The mice were eating their usual chow and exercising normally, but they were getting fat anyway.
The reason: Researchers had deleted a gene that acts in the brain and controls how quickly calories are burned. Even though they were consuming exactly the same number of calories as lean mice, the mice were gaining weight.
So far, only one person – a severely obese child – has been found to have a mutation in the same gene that completely disables it. But the discovery of the same effect in mice and in the child – a finding published Wednesday in Science – may help explain why some people put on weight easily while others eat all they want and seem never to gain an ounce. It may also offer clues to a puzzle in the field of obesity: Why do studies find that people gain different amounts of weight while overeating by the same amount? Scientists have long thought that explanations for why some people get fat might lie in their genes.
They knew body weight was strongly inherited. Years ago, for example, they found that twins reared apart tended to have similar weights and that adoptees tended to have weights like their biological parents, not the ones who reared them. As researchers developed tools to look for the genes, they found evidence that many – maybe even hundreds – of genes may be involved, stoking appetites, making people voraciously hungry.
This rare gene-disabling mutation, though, is intriguing because it seems to explain something different, a propensity to pile on pounds even while eating what should be a normal amount of food.
Investigators are now searching for other mutations of the same gene in overweight people that may have a similar but less extreme effect. The hope is that, in the long term, understanding how this gene affects weight gain might lead to treatments for obesity that alter the rate at which calories are burned.

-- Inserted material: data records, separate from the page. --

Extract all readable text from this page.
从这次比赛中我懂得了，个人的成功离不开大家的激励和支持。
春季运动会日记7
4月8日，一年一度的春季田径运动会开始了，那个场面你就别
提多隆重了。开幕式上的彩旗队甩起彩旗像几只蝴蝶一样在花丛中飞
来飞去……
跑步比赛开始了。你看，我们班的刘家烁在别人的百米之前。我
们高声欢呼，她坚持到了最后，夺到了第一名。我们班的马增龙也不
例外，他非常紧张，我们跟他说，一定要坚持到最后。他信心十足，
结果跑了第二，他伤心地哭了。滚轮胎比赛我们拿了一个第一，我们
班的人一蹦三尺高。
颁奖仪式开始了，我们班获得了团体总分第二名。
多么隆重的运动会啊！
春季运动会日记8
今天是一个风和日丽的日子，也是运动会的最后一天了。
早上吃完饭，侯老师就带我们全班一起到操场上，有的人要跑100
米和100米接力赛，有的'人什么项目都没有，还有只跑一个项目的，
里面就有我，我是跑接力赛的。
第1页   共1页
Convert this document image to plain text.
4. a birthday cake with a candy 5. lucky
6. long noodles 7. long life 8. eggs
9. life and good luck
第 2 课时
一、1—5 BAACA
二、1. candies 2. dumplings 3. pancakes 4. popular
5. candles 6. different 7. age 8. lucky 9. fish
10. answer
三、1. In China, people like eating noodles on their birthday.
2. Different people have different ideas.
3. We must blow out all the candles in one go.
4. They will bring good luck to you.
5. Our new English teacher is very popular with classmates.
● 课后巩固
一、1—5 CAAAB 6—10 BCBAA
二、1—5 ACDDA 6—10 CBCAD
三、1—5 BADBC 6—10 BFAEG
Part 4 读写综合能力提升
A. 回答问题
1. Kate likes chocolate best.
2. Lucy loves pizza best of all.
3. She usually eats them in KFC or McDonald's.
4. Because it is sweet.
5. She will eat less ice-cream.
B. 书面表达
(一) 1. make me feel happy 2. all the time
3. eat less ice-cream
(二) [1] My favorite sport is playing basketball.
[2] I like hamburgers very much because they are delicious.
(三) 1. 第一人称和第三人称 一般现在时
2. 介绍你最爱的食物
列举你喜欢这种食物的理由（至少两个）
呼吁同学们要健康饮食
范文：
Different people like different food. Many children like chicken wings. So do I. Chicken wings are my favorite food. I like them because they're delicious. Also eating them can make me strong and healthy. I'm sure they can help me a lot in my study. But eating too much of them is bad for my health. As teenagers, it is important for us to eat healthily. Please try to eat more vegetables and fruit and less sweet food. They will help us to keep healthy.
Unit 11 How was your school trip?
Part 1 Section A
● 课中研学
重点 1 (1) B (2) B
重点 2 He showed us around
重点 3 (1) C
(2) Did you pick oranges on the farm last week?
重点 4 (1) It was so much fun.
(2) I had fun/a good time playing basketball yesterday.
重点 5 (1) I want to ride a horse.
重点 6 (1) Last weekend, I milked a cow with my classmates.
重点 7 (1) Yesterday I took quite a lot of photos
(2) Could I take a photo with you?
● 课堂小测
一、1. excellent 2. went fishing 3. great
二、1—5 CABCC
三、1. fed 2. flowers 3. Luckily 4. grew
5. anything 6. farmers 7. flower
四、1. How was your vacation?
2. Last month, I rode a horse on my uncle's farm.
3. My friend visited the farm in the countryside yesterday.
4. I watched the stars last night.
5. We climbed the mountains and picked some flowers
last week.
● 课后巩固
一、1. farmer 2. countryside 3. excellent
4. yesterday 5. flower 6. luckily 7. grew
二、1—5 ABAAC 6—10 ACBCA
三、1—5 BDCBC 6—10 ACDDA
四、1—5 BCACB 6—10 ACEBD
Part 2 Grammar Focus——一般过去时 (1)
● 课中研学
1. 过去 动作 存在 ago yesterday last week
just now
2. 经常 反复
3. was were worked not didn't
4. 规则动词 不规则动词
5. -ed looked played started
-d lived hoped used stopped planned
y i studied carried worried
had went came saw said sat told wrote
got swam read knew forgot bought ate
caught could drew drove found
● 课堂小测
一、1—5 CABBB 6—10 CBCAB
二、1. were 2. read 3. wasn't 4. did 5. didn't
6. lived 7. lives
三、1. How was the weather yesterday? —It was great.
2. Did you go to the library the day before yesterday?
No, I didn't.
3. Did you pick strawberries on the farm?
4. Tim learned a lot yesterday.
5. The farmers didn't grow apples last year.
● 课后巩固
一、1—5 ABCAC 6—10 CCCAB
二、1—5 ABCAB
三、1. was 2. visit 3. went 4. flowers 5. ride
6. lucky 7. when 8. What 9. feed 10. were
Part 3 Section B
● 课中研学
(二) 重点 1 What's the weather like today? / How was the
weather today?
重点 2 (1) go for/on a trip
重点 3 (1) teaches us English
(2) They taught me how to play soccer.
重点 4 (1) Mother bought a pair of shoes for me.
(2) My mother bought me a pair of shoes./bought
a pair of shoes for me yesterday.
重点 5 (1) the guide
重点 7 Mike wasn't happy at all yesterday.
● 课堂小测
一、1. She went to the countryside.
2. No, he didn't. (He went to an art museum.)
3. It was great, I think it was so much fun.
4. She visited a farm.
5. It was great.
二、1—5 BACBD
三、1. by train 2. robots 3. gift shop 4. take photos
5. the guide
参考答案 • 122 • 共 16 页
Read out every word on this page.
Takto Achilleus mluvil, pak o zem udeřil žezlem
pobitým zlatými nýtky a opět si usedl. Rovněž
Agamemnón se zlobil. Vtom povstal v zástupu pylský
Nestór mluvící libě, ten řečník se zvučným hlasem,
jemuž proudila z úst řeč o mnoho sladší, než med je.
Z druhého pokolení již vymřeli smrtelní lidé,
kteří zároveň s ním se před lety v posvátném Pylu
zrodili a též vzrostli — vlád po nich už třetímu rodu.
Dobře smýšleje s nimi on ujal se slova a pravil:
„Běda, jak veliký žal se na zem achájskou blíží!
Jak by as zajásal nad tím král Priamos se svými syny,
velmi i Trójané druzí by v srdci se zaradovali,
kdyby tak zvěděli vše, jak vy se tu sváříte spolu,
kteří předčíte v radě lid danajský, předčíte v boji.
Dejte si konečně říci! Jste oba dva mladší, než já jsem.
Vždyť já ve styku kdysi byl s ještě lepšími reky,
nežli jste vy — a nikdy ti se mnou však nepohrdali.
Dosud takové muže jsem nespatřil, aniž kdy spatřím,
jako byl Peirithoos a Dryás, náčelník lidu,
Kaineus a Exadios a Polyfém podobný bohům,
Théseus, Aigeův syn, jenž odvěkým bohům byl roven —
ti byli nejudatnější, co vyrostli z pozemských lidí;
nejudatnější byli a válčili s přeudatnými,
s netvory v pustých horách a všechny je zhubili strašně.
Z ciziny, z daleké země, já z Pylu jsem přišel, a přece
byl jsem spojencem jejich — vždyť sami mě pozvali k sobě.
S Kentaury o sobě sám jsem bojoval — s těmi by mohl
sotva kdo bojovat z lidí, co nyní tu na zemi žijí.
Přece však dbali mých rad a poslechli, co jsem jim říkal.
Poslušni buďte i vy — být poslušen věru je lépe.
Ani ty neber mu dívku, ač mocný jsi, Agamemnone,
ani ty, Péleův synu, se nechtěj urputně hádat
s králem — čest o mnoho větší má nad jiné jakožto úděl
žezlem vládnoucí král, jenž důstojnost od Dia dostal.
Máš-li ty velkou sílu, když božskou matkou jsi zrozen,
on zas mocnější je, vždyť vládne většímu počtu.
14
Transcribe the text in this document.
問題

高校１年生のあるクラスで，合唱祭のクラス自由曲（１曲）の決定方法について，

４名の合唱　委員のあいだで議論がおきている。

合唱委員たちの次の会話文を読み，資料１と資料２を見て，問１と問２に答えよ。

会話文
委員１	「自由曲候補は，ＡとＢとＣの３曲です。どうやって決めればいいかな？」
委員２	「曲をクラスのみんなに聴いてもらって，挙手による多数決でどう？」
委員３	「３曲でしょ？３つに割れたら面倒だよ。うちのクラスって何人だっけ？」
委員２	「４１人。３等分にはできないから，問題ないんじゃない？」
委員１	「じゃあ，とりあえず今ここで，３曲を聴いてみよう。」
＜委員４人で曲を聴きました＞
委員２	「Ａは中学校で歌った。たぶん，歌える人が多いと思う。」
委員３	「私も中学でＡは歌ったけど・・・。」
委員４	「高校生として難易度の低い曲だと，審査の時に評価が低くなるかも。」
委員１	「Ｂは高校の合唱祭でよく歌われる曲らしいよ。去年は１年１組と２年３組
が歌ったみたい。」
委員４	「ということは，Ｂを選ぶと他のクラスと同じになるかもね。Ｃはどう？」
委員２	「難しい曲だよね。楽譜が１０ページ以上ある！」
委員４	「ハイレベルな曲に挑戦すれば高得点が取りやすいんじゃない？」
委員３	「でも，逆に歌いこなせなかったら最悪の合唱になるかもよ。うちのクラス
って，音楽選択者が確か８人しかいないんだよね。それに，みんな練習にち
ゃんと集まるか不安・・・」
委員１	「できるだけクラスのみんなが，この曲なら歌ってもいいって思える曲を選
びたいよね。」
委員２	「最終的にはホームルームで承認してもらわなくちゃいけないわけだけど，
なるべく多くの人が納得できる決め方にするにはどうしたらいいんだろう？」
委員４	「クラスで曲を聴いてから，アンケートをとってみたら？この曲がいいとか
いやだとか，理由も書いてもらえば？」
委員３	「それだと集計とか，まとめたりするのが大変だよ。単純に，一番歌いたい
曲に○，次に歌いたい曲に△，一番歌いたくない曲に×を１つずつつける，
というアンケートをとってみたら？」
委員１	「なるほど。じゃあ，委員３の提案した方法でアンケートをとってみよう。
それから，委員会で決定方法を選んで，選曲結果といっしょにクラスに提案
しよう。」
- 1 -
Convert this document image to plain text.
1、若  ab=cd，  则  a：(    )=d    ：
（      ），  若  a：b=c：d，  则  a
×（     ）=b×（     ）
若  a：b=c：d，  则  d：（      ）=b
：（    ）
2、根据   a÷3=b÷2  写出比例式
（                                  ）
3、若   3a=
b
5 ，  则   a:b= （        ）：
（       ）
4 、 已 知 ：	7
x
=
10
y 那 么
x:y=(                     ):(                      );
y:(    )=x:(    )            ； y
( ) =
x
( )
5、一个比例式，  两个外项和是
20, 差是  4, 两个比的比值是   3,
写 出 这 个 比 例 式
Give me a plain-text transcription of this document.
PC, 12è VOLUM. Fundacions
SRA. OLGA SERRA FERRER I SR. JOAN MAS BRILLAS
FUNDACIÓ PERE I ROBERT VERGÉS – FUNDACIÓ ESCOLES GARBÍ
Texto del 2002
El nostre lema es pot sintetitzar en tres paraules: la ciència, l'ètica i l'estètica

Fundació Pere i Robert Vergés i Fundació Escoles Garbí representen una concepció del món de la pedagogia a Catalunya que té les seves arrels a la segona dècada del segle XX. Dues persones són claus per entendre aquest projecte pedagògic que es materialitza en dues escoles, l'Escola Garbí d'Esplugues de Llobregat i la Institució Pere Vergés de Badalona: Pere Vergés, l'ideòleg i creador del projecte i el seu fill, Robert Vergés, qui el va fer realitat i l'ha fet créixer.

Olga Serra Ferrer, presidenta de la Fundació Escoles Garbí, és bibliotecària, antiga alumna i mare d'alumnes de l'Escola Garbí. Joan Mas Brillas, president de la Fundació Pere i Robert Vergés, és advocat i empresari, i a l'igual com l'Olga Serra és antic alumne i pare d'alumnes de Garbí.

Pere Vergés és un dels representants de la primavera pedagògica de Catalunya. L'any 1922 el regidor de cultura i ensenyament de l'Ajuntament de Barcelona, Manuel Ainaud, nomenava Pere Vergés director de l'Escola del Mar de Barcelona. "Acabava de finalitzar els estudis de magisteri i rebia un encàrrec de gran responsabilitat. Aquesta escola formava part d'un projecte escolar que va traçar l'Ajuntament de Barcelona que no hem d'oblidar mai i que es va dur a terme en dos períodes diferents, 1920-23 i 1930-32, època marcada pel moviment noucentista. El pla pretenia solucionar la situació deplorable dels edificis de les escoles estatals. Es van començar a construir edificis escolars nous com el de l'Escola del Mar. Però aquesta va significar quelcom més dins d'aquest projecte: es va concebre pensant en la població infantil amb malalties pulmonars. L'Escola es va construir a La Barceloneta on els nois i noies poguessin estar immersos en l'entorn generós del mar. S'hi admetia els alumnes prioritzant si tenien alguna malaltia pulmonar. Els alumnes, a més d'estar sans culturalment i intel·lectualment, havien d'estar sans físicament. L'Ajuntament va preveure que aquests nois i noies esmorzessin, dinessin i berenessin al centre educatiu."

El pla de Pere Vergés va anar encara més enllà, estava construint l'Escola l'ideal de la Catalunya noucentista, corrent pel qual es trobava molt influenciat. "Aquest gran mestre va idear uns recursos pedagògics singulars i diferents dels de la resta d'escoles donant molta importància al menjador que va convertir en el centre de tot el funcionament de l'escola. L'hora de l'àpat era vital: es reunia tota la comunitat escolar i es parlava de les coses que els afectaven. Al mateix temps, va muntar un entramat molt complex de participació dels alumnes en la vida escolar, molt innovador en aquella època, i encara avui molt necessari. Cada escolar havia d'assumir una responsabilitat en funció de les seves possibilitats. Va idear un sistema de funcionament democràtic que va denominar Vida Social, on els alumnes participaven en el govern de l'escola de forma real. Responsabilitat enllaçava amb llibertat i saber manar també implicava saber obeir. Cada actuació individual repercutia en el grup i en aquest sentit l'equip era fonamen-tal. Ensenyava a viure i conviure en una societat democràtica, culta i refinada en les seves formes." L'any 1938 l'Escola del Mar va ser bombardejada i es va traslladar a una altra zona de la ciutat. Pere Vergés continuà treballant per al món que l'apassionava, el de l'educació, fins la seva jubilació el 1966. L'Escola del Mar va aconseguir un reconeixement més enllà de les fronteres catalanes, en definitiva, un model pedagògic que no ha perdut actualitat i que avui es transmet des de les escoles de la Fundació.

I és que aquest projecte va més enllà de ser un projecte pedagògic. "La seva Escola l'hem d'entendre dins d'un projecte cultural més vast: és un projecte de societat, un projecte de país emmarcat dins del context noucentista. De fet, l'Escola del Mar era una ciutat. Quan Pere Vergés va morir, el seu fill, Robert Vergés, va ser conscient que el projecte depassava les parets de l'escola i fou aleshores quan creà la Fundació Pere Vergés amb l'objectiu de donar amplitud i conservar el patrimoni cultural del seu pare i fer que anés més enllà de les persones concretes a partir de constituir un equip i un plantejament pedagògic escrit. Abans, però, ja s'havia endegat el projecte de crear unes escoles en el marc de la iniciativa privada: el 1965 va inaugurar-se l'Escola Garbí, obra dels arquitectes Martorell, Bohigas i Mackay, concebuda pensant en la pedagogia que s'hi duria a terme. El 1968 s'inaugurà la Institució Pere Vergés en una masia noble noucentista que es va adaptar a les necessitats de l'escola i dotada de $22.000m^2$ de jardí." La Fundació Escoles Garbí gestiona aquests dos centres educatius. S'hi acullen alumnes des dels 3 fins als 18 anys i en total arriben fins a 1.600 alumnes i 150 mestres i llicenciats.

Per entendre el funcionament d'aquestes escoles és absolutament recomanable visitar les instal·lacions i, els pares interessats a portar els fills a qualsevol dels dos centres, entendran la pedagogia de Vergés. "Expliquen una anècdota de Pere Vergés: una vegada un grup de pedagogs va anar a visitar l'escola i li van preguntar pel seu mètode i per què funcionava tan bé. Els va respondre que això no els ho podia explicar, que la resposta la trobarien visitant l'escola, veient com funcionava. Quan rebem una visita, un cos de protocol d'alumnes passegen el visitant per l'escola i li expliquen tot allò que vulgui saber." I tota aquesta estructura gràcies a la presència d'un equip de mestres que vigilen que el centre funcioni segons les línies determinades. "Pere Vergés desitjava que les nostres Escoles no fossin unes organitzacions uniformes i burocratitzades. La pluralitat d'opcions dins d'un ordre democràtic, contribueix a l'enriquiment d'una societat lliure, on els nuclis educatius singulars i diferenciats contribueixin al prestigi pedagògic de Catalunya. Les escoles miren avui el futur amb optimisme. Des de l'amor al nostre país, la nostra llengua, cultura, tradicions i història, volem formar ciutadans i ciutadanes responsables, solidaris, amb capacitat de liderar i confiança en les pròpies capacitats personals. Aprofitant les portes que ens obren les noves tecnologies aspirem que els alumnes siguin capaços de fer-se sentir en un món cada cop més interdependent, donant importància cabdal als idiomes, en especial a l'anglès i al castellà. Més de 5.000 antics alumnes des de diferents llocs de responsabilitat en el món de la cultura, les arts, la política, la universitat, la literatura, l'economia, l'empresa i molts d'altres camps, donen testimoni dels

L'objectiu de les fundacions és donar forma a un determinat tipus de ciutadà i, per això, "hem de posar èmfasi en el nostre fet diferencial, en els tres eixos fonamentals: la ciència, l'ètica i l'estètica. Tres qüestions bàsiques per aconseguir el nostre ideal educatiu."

"The history of obesity for many, many years has been one of blaming people for lack of self-control," said Dr. Joseph Majzoub, chief of endocrinology at Boston Children's Hospital and lead author of the new paper. "If some of it is due to a slow metabolism, that would completely change the perspectives of parents and patients. It really would change the way we think of the disease." In their paper, Majzoub and his colleagues describe figuring out how the gene they deleted, known as MRAP2, acts in the brain to control weight.
They discovered that it is a helper gene. It normally acts in the brain to signal another gene already known to be involved in controlling appetite. So they developed a hypothesis. If the helper gene was deleted, the brakes should come off the gene that controls appetite. Animals should eat voraciously.
The first thing they noticed was that the mice got fat, ending up weighing twice as much as their normal siblings, with most of that extra weight due to fat accumulation.
"During the mouse equivalent of childhood and adolescence, they were becoming rapidly obese," Majzoub said.
The surprise came when the researchers figured out why. When the mice were young, they had normal appetites. The researchers measured what they and their normal siblings ate and determined that they were eating the same amount of food. Yet the mice with the deleted gene still gained weight. The only way the obesity-prone mice could be kept slim was to be fed 10 to 15 percent less than their siblings.
As adults, the mice with the missing gene developed monstrous appetites. Given a chance, they ate much more than their siblings, exacerbating the effects of their tendency to turn food into fat.
That led the researchers to ask whether the same genetic phenomenon could be making people obese. They contacted Dr. Sadaf Farooqui of the University of Cambridge, whose group has been mapping the genes of massively obese children, and studied the data on 500 of the children, searching for mutations that disabled the same gene they had deleted in mice.
One child clearly had a gene-disabling mutation, and three others had mutations that scientists suspect might render the gene nonfunctional. None of the normal-weight children who served as controls had a mutation in the helper gene.
"From a basic science point of view, this is really interesting and exciting," said David Allison, an obesity researcher at the University of Alabama, Birmingham, who was not involved in the study.
Majzoub and his colleagues are now trying to determine whether additional mutations in the gene they discovered – ones that hinder its function but do not completely disable it – might explain why some people gain weight.
"All we can do is hope," Majzoub said.